The total investment represents £1.2m (€1.4m), and while significant, £40m (€46.6m) is already invested on the site.

Future plans

The plant also produces significant amounts of organic fertiliser in the form of digestate. The digestate has a nutritional value of around £17 (€19.75) per tonne; however, they plan to further upgrade this to make a fertiliser product that can be sold.

Around 9,000 tonnes of CO2, which is removed from the biogas, is currently vented, but they now plan on capturing and selling it to the market in Ireland.

The island of Ireland has a demand for 45,000 tonnes of CO2, and with the closure of fertiliser factories in particular, Ireland and GB markets are now importing much of their CO2 requirements.

Northern Ireland injection process

With one or two exceptions, practically all new AD projects on the island will be producing biomethane.

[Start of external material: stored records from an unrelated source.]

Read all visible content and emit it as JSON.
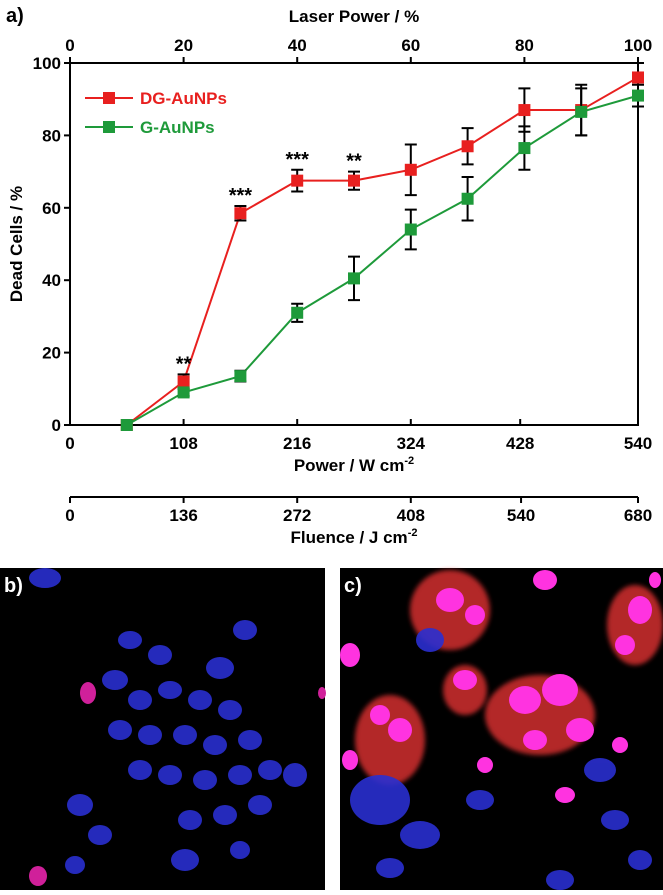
{
  "panel_labels": [
    "a)",
    "b)",
    "c)"
  ],
  "chart_data": {
    "type": "line",
    "x_label": "Laser Power / %",
    "y_label": "Dead Cells / %",
    "x": [
      10,
      20,
      30,
      40,
      50,
      60,
      70,
      80,
      90,
      100
    ],
    "xlim": [
      0,
      100
    ],
    "xticks": [
      0,
      20,
      40,
      60,
      80,
      100
    ],
    "ylim": [
      0,
      100
    ],
    "yticks": [
      0,
      20,
      40,
      60,
      80,
      100
    ],
    "legend": "upper left",
    "series": [
      {
        "name": "DG-AuNPs",
        "color": "#e8201f",
        "values": [
          0,
          12,
          58.5,
          67.5,
          67.5,
          70.5,
          77,
          87,
          87,
          96
        ],
        "errors": [
          0,
          2,
          2,
          3,
          2.5,
          7,
          5,
          6,
          7,
          4
        ]
      },
      {
        "name": "G-AuNPs",
        "color": "#1e9a3a",
        "values": [
          0,
          9,
          13.5,
          31,
          40.5,
          54,
          62.5,
          76.5,
          86.5,
          91
        ],
        "errors": [
          0,
          1,
          1.5,
          2.5,
          6,
          5.5,
          6,
          6,
          6.5,
          3
        ]
      }
    ],
    "annotations": [
      {
        "text": "**",
        "x": 20
      },
      {
        "text": "***",
        "x": 30
      },
      {
        "text": "***",
        "x": 40
      },
      {
        "text": "**",
        "x": 50
      }
    ],
    "power_axis": {
      "label": "Power / W cm",
      "label_sup": "-2",
      "lim": [
        0,
        540
      ],
      "ticks": [
        0,
        108,
        216,
        324,
        428,
        540
      ]
    },
    "fluence_axis": {
      "label": "Fluence / J cm",
      "label_sup": "-2",
      "lim": [
        0,
        680
      ],
      "ticks": [
        0,
        136,
        272,
        408,
        540,
        680
      ]
    }
  }
}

Therefore, having a streamlined, affordable gas grid connection process is essential.

Northern Ireland has three distribution gas operators: Evolve, Phoenix Natural Gas, and Firmus Energy, and the same grid connection process has been adopted by all three operators, so other developers will be following the same steps.

The vast majority of existing plants in Northern Ireland are agricultural plants, producing 500kWh of electricity through a CHP.

Given their small scale, the economics of switching these plants to produce biomethane for grid injection would be extremely challenging and would require significant investment.

While the connection process is now in place, it still needs tweaking to make it easier and more cost-effective for AD developers.

The project at Granville has been a real pathfinder project, as they had to work closely with the departments and regulators to find a way to inject into the grid.

In total, 14 companies were involved in the project, seven of which are based in Northern Ireland.

This was evident by the number of officials from various departments, as well as industry professionals and politicians, who were in the same room at the launch event, proving that biomethane is both cross-sectoral and cross-departmental, and that collaboration is needed to make projects happen.